И стал говорить, как он боялся, что однажды ночью Кристмас убьет мисс Берден; шериф спрашивает, — как же так он не удосужился сообщить о своих опасениях, а Браун говорит, он подумал, что если ничего не скажет, то сможет там жить и помешать этому, а полицию не беспокоить, — и шериф вроде как хрюкнул и сказал, что это со стороны Брауна очень любезно и что мисс Берден наверняка бы поблагодарила его, если бы знала. И тут, я думаю, до Брауна дошло, что у него, значит, тоже рыльце в пуху. Потому что он принялся рассказывать, что машину Кристмасу купила мисс Берден, и как он уговаривал Кристмаса бросить торговлю виски, пока они оба не попали в беду; полицейские смотрят на него, а он все быстрей и быстрей говорит, все больше, больше — что он, дескать, проснулся в субботу рано и видел, как Кристмас встал на рассвете и ушел.
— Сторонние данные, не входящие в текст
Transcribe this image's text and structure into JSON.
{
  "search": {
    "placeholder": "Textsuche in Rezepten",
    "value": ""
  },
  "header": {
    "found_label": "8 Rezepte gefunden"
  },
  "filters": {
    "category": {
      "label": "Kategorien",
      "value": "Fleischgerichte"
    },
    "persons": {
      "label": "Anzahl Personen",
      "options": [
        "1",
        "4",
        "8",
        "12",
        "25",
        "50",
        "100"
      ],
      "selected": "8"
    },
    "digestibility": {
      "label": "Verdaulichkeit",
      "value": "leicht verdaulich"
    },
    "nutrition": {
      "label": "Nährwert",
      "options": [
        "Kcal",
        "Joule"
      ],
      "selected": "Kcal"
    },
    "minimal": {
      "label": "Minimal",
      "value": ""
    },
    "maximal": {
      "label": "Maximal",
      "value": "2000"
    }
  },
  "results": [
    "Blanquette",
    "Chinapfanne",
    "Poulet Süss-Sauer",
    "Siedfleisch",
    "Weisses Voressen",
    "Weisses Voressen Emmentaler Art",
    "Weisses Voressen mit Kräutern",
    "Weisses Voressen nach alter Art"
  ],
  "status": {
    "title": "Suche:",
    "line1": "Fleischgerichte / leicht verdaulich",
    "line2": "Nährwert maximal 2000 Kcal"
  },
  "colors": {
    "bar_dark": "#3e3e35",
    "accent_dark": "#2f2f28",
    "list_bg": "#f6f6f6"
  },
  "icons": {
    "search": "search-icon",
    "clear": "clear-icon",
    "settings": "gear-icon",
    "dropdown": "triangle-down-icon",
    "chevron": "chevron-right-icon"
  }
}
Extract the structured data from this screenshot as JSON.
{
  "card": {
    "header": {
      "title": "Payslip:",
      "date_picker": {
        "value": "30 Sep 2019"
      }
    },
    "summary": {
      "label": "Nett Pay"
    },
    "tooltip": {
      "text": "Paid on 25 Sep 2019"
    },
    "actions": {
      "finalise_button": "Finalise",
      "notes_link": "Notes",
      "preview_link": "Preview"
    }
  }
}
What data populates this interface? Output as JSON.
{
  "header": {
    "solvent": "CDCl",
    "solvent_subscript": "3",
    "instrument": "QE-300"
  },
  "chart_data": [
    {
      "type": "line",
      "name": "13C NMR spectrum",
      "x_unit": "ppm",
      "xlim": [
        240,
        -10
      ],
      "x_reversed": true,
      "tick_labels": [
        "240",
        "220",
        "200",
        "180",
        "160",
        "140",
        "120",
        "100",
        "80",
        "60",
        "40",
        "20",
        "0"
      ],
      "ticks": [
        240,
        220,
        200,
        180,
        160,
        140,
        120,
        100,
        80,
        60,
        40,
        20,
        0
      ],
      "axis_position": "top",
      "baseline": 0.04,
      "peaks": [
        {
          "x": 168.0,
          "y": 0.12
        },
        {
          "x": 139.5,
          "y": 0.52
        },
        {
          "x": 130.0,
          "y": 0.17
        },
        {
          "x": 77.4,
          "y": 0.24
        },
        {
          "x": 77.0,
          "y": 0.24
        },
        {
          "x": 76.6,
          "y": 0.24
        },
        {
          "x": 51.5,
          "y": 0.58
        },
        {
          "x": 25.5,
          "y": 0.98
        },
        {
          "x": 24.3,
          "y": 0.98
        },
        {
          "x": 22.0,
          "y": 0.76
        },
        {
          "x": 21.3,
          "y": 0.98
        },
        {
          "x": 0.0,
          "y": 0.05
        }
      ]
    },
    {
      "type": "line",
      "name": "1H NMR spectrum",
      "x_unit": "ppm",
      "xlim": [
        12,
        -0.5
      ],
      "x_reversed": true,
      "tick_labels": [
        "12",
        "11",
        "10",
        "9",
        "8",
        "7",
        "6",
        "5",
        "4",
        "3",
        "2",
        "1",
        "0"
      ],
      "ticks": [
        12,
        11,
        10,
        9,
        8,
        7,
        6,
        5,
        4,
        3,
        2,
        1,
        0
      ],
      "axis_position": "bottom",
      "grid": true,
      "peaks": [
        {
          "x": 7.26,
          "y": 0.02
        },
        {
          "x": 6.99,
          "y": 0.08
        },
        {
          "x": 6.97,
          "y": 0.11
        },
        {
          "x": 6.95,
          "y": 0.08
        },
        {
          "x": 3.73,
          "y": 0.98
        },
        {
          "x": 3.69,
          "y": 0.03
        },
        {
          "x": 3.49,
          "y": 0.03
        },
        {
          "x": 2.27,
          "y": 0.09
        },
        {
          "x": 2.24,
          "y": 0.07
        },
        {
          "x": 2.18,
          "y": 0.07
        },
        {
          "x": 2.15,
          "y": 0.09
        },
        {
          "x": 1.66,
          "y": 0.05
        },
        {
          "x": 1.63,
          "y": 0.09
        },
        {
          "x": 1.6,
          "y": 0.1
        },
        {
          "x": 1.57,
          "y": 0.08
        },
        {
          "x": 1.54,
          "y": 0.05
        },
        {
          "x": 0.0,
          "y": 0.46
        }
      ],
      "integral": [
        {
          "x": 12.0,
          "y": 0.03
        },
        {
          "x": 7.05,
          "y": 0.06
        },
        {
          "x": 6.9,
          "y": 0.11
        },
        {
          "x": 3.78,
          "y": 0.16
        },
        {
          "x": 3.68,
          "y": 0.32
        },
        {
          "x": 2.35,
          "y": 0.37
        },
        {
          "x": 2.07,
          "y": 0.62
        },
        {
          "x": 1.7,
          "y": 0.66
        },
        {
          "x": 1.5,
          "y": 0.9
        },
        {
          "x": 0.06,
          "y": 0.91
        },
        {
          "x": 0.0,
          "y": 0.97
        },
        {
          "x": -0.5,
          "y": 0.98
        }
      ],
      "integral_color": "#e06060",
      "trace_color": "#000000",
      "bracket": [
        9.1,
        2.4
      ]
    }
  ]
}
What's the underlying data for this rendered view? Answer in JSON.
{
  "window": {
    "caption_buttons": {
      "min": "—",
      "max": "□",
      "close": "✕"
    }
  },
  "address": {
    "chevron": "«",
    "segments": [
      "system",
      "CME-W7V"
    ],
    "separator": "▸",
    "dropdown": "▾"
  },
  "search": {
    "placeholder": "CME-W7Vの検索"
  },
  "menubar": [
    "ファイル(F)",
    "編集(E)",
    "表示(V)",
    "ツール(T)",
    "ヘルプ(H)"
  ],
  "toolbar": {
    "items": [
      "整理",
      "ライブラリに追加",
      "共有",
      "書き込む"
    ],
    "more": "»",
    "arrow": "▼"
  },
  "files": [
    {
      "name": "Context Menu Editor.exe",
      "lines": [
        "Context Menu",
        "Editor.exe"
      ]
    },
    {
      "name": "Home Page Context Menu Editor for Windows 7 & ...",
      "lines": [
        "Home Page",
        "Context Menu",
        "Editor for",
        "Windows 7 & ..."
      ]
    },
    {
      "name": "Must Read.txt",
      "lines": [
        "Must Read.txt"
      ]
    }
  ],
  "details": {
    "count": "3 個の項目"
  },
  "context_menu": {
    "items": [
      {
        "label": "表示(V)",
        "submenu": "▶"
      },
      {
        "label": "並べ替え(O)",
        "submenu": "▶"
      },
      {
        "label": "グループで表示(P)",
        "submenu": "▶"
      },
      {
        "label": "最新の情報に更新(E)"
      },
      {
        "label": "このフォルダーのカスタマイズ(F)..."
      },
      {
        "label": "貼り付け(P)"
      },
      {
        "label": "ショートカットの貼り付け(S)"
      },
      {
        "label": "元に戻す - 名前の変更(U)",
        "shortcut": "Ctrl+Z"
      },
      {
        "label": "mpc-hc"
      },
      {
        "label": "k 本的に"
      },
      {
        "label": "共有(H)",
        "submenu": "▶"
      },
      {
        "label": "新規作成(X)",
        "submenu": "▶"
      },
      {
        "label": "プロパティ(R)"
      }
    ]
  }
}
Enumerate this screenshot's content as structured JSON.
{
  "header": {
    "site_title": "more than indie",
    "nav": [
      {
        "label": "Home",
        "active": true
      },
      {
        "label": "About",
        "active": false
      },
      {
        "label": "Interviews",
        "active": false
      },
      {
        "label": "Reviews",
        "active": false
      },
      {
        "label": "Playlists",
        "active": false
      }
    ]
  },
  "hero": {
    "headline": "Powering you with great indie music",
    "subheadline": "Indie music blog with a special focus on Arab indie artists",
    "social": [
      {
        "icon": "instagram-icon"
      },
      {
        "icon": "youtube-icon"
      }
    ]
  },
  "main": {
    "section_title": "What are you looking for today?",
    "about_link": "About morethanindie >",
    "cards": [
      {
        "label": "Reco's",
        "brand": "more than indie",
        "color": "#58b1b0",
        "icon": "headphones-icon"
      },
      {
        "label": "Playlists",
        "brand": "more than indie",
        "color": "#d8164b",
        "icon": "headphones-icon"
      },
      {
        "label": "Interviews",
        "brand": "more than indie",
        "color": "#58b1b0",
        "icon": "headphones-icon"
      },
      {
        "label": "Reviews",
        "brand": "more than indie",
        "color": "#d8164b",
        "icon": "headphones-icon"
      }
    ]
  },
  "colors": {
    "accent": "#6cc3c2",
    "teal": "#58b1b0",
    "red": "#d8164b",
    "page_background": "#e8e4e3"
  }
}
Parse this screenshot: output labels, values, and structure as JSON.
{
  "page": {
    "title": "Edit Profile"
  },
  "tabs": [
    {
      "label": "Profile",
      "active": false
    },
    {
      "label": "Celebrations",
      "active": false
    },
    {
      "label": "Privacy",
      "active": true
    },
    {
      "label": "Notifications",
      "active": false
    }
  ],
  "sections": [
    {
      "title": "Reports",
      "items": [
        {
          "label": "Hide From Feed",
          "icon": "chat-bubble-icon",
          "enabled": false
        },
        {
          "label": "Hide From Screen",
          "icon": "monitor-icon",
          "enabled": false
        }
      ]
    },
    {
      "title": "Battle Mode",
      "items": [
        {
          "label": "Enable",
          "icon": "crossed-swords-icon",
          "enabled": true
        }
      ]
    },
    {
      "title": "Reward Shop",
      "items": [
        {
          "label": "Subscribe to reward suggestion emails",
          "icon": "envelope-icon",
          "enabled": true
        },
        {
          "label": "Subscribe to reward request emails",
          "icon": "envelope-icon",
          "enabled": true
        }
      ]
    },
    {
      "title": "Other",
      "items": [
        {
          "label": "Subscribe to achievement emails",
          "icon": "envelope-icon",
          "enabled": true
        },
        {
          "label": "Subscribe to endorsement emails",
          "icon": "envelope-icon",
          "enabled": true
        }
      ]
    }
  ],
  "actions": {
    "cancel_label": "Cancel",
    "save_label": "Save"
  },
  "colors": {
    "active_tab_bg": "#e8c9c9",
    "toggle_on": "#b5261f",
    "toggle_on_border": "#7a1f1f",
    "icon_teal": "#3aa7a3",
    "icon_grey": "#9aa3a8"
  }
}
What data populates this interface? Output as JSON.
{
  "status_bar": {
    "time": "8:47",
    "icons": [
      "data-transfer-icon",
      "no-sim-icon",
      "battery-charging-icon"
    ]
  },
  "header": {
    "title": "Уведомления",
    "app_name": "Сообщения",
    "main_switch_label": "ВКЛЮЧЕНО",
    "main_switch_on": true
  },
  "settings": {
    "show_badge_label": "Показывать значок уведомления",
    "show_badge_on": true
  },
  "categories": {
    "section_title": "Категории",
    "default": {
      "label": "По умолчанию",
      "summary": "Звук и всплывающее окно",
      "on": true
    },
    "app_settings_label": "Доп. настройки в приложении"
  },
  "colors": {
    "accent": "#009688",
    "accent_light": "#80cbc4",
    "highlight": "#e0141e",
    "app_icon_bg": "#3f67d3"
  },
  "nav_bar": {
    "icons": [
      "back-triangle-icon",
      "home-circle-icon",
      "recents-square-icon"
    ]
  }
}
И он, дескать, знал, куда идет Кристмас, а часов в семь Кристмас вернулся в хибарку, стал и смотрит на Брауна. И говорит: «Я сделал это». Браун: «Что сделал?» А Кристмас говорит: «Поди в дом, посмотри».
И Браун сказал, что он испугался, но в чем дело, даже не подозревал. Он говорит, от силы думал, что Кристмас мог ее избить. И говорит, что Кристмас опять вышел, а он встал, оделся и, когда разводил огонь, чтобы приготовить завтрак, случайно выглянул за дверь и увидел, что вся кухня в большом доме горит.
«В котором часу это было?» — шериф спрашивает.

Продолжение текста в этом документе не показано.